Innovate Motorsports OT-2 SDK User Manual

10

When our host connects to the OT-2 via Wi-Fi, it is virtually connecting to the physical
serial OUT on the device. That is, it starts seeing the same MTS data that is streaming to
the gauge. But it does not see the gauge, or any other devices chained from the OT-2’s
serial OUT on.

Because of the way the protocol works, everyone (including the host) only has access to
data generated ahead of them in the chain. Anything behind you is invisible to you.

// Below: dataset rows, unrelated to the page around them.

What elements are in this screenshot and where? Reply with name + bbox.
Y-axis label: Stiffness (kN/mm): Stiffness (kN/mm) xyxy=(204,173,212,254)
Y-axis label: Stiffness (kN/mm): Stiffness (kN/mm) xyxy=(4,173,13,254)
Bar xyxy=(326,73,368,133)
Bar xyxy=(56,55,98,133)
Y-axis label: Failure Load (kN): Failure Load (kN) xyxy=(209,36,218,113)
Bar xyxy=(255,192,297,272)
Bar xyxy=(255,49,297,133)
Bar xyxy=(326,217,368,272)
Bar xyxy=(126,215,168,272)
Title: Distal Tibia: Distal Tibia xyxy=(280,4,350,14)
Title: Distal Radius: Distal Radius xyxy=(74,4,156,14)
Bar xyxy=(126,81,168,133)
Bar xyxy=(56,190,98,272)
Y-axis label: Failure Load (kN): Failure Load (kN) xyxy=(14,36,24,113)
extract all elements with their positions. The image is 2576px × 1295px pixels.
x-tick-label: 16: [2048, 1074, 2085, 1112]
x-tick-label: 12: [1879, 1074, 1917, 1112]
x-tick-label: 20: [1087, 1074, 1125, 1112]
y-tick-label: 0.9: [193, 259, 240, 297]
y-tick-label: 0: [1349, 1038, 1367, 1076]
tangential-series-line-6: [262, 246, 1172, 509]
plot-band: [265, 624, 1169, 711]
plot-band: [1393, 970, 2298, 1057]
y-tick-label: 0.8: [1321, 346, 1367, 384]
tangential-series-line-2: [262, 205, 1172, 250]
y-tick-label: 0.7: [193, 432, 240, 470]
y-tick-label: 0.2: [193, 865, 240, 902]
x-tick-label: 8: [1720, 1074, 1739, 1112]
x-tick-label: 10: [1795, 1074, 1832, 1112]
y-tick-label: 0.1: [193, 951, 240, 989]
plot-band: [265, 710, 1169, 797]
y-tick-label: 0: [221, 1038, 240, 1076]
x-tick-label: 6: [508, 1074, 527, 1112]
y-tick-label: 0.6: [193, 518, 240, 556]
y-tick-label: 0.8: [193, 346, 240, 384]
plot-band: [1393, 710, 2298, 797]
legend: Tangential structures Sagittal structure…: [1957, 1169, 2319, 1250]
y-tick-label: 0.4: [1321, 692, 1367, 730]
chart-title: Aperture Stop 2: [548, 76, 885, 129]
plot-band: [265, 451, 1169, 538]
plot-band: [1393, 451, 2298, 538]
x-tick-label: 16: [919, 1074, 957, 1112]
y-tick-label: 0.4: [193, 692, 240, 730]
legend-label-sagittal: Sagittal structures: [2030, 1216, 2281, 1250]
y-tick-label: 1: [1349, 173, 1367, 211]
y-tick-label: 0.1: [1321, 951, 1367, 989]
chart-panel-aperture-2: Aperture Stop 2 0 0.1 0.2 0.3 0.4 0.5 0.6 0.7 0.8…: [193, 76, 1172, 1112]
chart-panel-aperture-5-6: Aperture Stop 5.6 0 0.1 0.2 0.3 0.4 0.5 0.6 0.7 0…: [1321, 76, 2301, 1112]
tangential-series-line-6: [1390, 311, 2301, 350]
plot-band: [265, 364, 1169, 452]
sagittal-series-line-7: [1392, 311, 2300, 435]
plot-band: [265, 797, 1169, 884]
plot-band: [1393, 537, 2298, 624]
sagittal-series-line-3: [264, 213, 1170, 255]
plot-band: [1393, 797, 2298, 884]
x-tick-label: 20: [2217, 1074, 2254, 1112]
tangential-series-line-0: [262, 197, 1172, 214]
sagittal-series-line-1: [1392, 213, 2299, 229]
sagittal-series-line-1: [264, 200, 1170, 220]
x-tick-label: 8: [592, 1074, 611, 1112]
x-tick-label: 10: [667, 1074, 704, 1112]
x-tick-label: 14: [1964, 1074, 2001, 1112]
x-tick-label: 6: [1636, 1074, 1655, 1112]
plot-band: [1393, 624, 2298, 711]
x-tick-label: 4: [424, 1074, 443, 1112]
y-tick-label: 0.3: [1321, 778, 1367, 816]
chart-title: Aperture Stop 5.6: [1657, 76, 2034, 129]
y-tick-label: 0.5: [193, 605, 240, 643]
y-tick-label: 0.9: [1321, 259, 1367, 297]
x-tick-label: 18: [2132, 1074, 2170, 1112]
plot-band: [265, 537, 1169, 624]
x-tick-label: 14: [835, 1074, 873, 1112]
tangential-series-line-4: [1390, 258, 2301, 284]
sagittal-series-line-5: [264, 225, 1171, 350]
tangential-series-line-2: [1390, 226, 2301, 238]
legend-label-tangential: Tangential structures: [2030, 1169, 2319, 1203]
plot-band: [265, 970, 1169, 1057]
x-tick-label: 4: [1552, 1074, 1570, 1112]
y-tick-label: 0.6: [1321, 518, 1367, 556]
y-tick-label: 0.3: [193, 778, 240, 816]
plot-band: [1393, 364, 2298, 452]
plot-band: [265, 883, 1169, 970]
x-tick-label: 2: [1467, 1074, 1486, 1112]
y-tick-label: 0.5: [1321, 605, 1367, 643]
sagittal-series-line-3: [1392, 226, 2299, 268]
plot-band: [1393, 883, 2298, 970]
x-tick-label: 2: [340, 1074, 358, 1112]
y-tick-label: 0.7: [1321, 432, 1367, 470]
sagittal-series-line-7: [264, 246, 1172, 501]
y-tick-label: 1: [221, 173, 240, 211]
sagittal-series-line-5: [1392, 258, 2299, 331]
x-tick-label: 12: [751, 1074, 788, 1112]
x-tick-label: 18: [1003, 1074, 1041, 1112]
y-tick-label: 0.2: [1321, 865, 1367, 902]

So, from the point of view of our host (presumably an application running on the retro
looking ‘smart phone’ above), the gauge simply does not exist. We can put our finger
over it and see a straight line chain, with us at the left side of it.

At the other end of our chain from our host we have our chain’s “Head” unit. How does
that particular LC-1 know that it is the head unit? Simple, at power-up each device (but
not the host) sends an “H” to its serial IN port. If the device hears an echo, it knows that it
is the one at the end of a chain with the loop back plug.

There has been some confusion about loop back plugs (sometimes called “Arnold”, for
the sake of a pun too painful to repeat here). User’s seem confused about rather the plugs
are necessary or not. The bottom line is that a working MTS chain must always have a
loopback at the end. The reason that it seems like it is sometimes not necessary is that
most new MTS devices (like the OT-1b/2) self terminate when nothing is plugged into
them. Only the earlier MTS devices, like the LC-1, actually require a physical plug.

Once a unit has determined that it is ‘Head’, it begins to start sending data packets, each
containing what information it has (in this case, an AFR measurement) to the device’s
serial OUT connection. Data packets are always generated once every 81.92
milliseconds.

This is important because it means that the MTS stream does not just represent data
values, but also represents a timeline. As to ‘why 81.92 milliseconds?’ the answer is that
automotive science suggests that a sample rate of at least 12 Hz is very good for the types
of measurements we normally do with our equipment. But dividing 1 with 12 gives 83
and 1/3 milliseconds (lots of 3333…) But if you take an 8 MHz clock and divide it by
65536 (a 16 bit counter), you get 81.92 milliseconds. Care to guess at the clock rate of the
original LM-1 or the size of the counter registers used to generate the MTS sample rate in
it?!

So, now we have a ‘timeline’ (or sample clock) where each packet represents a ‘tick’, a
measurement from the first LC-1, and a history lesson, but what happens next? To
understand you need to remember that devices ‘see’ data from all the devices that
proceed them (it arrives on their own serial IN port). So, our second LC-1, just after the
‘head’, ‘sees’ the MTS packets transmitted by the first one.